In a previous post I talk about how important it is to conquer rhythm. Music needs to be performed within a time frame. To ensure the music has the greatest effect, the performer needs to have a command of how the rhythm effects the performance.
When working on some of the basic rhythmic forms with children, 4/4 and 3/4, having them clap out a steady pulse while you sing the melodic line can help them understand how the two elements of music work together. Then switch roles and have them sing while you clap.
Once they have a steady rhythm mastered, try having them sing in time with your clapping as you slow down or speed up the tempo. Talk to them about the importance of stress points in the music. In "Mary had a little lamb" there are stresses in the music on Mary and on the Lit in little. These need to line up with the clapping. If you're slowing down, they need to adjust the speed of their song to make sure these stress points line up with the clapping.
A more advanced form of the same technique is using a metronome.
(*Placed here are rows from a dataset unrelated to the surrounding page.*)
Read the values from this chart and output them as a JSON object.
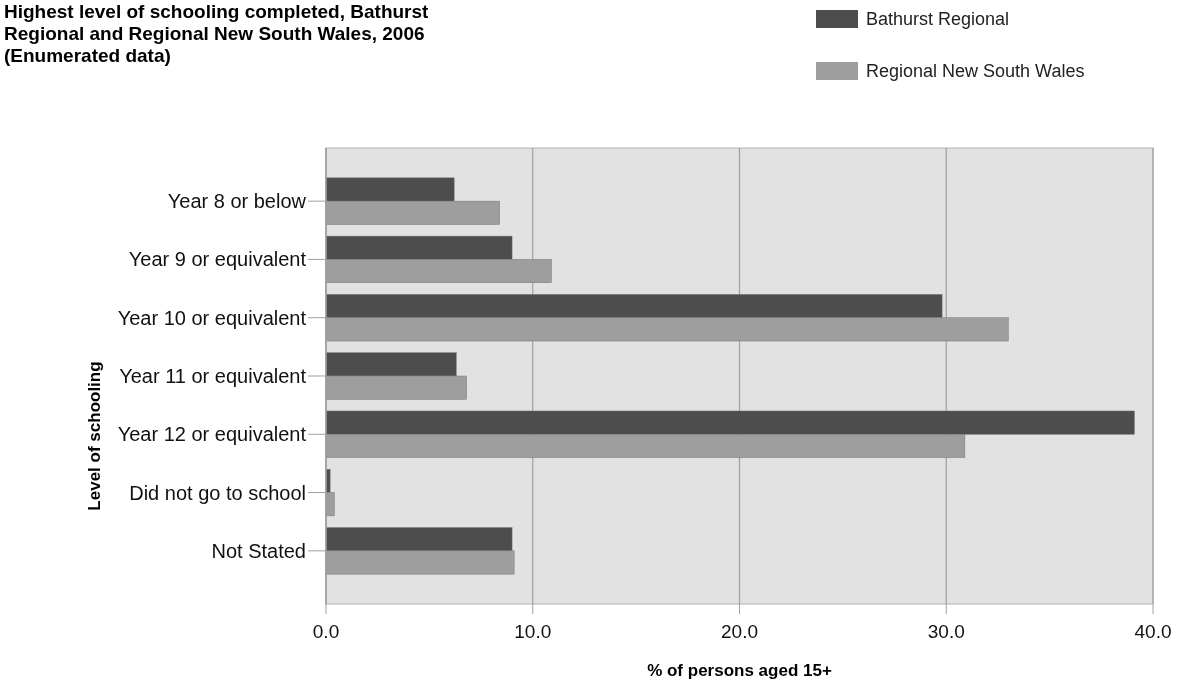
{
  "chart_data": {
    "type": "bar",
    "orientation": "horizontal",
    "title": "Highest level of schooling completed, Bathurst Regional and Regional New South Wales, 2006 (Enumerated data)",
    "xlabel": "% of persons aged 15+",
    "ylabel": "Level of schooling",
    "categories": [
      "Year 8 or below",
      "Year 9 or equivalent",
      "Year 10 or equivalent",
      "Year 11 or equivalent",
      "Year 12 or equivalent",
      "Did not go to school",
      "Not Stated"
    ],
    "series": [
      {
        "name": "Bathurst Regional",
        "color": "#4d4d4d",
        "values": [
          6.2,
          9.0,
          29.8,
          6.3,
          39.1,
          0.2,
          9.0
        ]
      },
      {
        "name": "Regional New South Wales",
        "color": "#9e9e9e",
        "values": [
          8.4,
          10.9,
          33.0,
          6.8,
          30.9,
          0.4,
          9.1
        ]
      }
    ],
    "xlim": [
      0,
      40
    ],
    "xticks": [
      {
        "value": 0,
        "label": "0.0"
      },
      {
        "value": 10,
        "label": "10.0"
      },
      {
        "value": 20,
        "label": "20.0"
      },
      {
        "value": 30,
        "label": "30.0"
      },
      {
        "value": 40,
        "label": "40.0"
      }
    ],
    "grid": "x",
    "legend": "top right"
  }
}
Music by Elliott Carter, which often has unusual subdivision which can't easily be deciphered by our brains. Using a metronome, slow the tempo to where you can 'see' the subdivision in graspable elements.
A group of seven eighth notes in the space of two quarter notes is difficult, particularly if the tempo is a quarter note at 120 or more. Slow the process down to where you can successfully play the rhythm. Get to the point where you no longer have to think about 7 in space of 8, then speed up the tempo. Eventually you'll get to the point where you can play the correct rhythm at the correct tempo.
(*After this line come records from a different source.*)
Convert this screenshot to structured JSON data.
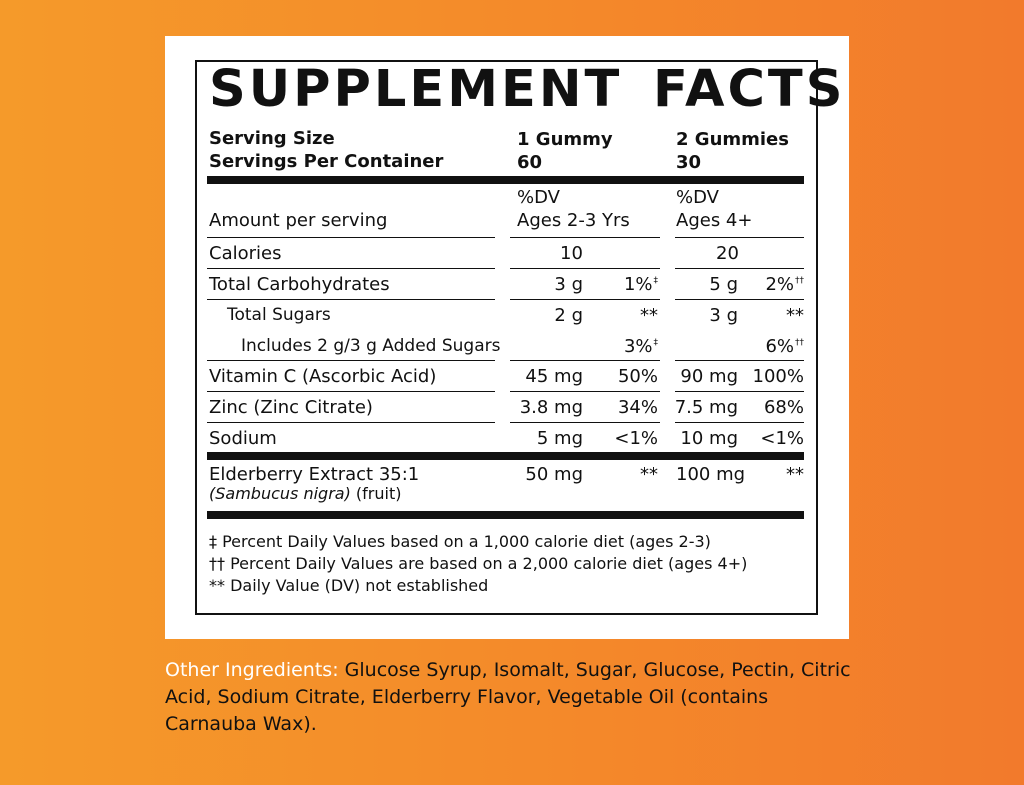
{
  "facts": {
    "title": "SUPPLEMENT FACTS",
    "serving_size_label": "Serving Size",
    "servings_label": "Servings Per Container",
    "col1": {
      "serving": "1 Gummy",
      "servings": "60",
      "dv": "%DV",
      "ages": "Ages 2-3 Yrs"
    },
    "col2": {
      "serving": "2 Gummies",
      "servings": "30",
      "dv": "%DV",
      "ages": "Ages 4+"
    },
    "amount_label": "Amount per serving",
    "rows": [
      {
        "name": "Calories",
        "a1": "10",
        "d1": "",
        "d1sym": "",
        "a2": "20",
        "d2": "",
        "d2sym": ""
      },
      {
        "name": "Total Carbohydrates",
        "a1": "3 g",
        "d1": "1%",
        "d1sym": "‡",
        "a2": "5 g",
        "d2": "2%",
        "d2sym": "††"
      },
      {
        "name": "Total Sugars",
        "a1": "2 g",
        "d1": "**",
        "d1sym": "",
        "a2": "3 g",
        "d2": "**",
        "d2sym": ""
      },
      {
        "name": "Includes 2 g/3 g Added Sugars",
        "a1": "",
        "d1": "3%",
        "d1sym": "‡",
        "a2": "",
        "d2": "6%",
        "d2sym": "††"
      },
      {
        "name": "Vitamin C (Ascorbic Acid)",
        "a1": "45 mg",
        "d1": "50%",
        "d1sym": "",
        "a2": "90 mg",
        "d2": "100%",
        "d2sym": ""
      },
      {
        "name": "Zinc (Zinc Citrate)",
        "a1": "3.8 mg",
        "d1": "34%",
        "d1sym": "",
        "a2": "7.5 mg",
        "d2": "68%",
        "d2sym": ""
      },
      {
        "name": "Sodium",
        "a1": "5 mg",
        "d1": "<1%",
        "d1sym": "",
        "a2": "10 mg",
        "d2": "<1%",
        "d2sym": ""
      }
    ],
    "elderberry": {
      "name": "Elderberry Extract 35:1",
      "latin": "(Sambucus nigra)",
      "part": "(fruit)",
      "a1": "50 mg",
      "d1": "**",
      "a2": "100 mg",
      "d2": "**"
    },
    "footnotes": [
      "‡ Percent Daily Values based on a 1,000 calorie diet (ages 2-3)",
      "†† Percent Daily Values are based on a 2,000 calorie diet (ages 4+)",
      "** Daily Value (DV) not established"
    ]
  },
  "other_ingredients": {
    "label": "Other Ingredients:",
    "text": "Glucose Syrup, Isomalt, Sugar, Glucose, Pectin, Citric Acid, Sodium Citrate, Elderberry Flavor, Vegetable Oil (contains Carnauba Wax)."
  },
  "colors": {
    "background": "#f4892a",
    "label_white": "#ffffff",
    "ink": "#111111"
  }
}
If, this doesn't work, take two metronomes and place them at different speeds. This requires some math (and possibly digital metronomes). At a quarter note = 120 there are 240 eighth notes in a minute. There would only be 210 if they were divided into 7's. Set one metronome to 120 and the other to 105. Start them at the same time and focus on the metronome set to 105. That's the rhythm your notes are at, while the 120 speed is the actual flow of the music.
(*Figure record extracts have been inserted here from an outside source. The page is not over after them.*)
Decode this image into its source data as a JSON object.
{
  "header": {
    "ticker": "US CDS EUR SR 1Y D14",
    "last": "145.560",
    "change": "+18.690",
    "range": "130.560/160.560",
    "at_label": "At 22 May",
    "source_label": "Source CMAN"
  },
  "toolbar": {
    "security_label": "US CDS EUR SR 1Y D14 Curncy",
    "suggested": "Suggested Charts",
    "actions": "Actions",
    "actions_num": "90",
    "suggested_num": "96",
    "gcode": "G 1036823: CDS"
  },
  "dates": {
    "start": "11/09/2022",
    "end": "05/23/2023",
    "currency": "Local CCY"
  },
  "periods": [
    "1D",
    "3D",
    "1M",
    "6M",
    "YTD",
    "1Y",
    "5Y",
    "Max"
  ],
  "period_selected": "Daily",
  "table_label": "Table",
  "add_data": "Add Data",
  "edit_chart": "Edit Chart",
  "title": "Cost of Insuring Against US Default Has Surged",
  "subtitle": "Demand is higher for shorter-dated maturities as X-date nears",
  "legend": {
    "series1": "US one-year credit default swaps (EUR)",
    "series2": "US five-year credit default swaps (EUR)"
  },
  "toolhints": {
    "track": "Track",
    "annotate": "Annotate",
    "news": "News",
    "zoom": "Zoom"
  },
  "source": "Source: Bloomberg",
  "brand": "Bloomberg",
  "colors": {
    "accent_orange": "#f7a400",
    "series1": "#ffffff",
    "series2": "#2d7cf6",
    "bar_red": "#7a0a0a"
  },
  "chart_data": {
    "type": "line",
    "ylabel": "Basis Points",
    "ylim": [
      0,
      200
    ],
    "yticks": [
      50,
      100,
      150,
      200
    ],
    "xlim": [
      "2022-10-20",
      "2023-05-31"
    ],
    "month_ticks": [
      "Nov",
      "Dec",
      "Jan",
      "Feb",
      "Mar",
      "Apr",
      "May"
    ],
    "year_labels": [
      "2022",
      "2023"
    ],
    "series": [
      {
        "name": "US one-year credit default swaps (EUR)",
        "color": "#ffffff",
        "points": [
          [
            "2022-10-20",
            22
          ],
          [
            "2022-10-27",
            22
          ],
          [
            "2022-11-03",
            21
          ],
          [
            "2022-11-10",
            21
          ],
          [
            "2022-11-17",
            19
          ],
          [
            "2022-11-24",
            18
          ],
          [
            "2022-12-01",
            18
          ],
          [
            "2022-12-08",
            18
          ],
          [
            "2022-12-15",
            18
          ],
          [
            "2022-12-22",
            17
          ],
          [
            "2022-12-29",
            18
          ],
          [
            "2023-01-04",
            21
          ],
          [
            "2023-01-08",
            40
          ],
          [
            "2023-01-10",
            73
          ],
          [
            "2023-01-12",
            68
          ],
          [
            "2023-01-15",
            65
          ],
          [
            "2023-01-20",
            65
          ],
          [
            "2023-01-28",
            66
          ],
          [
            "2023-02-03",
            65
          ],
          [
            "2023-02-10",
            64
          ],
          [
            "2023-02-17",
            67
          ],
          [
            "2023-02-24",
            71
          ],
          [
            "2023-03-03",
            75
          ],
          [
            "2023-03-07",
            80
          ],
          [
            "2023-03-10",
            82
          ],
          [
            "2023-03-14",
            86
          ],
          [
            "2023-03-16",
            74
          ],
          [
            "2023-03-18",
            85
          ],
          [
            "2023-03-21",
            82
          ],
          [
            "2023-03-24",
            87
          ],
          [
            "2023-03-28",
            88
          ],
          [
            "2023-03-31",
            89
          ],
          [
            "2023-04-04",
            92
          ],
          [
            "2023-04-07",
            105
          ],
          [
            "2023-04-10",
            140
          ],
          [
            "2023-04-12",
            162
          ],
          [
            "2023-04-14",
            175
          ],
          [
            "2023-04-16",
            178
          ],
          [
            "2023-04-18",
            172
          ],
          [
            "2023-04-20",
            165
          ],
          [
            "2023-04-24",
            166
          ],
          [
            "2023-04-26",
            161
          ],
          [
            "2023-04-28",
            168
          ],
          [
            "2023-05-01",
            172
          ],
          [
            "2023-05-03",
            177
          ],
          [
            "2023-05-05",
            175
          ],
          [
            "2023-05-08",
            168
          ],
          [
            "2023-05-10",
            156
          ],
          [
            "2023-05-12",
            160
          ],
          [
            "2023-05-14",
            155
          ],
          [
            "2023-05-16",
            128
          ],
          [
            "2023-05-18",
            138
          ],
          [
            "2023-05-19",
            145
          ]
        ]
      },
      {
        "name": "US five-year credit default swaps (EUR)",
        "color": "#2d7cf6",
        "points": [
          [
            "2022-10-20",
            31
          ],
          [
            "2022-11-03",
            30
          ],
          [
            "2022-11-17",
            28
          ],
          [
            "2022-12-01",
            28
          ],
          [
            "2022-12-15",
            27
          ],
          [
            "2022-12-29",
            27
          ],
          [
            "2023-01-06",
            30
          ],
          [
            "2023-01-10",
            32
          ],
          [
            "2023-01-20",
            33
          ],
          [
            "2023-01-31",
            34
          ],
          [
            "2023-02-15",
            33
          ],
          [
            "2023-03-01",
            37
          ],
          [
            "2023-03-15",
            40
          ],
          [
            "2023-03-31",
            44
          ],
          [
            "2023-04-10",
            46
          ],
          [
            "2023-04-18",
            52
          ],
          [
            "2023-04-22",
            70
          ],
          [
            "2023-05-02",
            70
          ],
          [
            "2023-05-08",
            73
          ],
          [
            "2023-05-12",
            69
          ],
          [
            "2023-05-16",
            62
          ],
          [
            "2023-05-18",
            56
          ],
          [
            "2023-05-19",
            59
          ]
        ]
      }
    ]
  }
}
These are just a couple of techniques, but determined practice will greatly improve your ability to play music in time.
One of the greatest experiences I had in terms of rhythmic development was taking a class in North Indian Kathak Dance. Initially we just learned to sing and tap with our fingers a basic rhythm. But eventually, we were singing one rhythm, moving our hands to a second and our feet to a third - and this was a basic course in Kathak Dance. What I learned is the possibility for my mind to actually process all these different rhythms together and keep them inline with the over-all flow of the music. I'm no dancer, but with work, the poly-rhythmic nature of the music was possible for even someone with two left feet.


Jess Albertine said…
It's interesting to hear the perspective of older orchestral musicians about rhythms like 7 in the space of 8. When I had to play them as a performance major, my professor would never have told me to make sure they were absolutely precise. She'd say that the point of the unusual rhythm was to be irregular, and stylistically if you play irregular things with metronomic precision they can sound really dry. So her advice was just to make sure you fit all the notes in the allotted space, taking as much time for each note as you can, making them as equal as possible with practice. The effect is pretty much the same, but the mindset I think is very different. I'm not sure whether it's a generation gap or what, but it is interesting.
Chip Michael said…
I think it depends on the music. NEVER should I suggest you play Carter irregular. His music requires a precision to make all the pieces fit together.

On the same note, Larson's music is more rubato, so the number of notes fitting into a certain space is less about precise moments, are more about the overall feeling.

There are times in my own music when the precision isn't required, but other times when it is. I believe the performed has to be able to play it precise and can then judge whether or not to be flexible.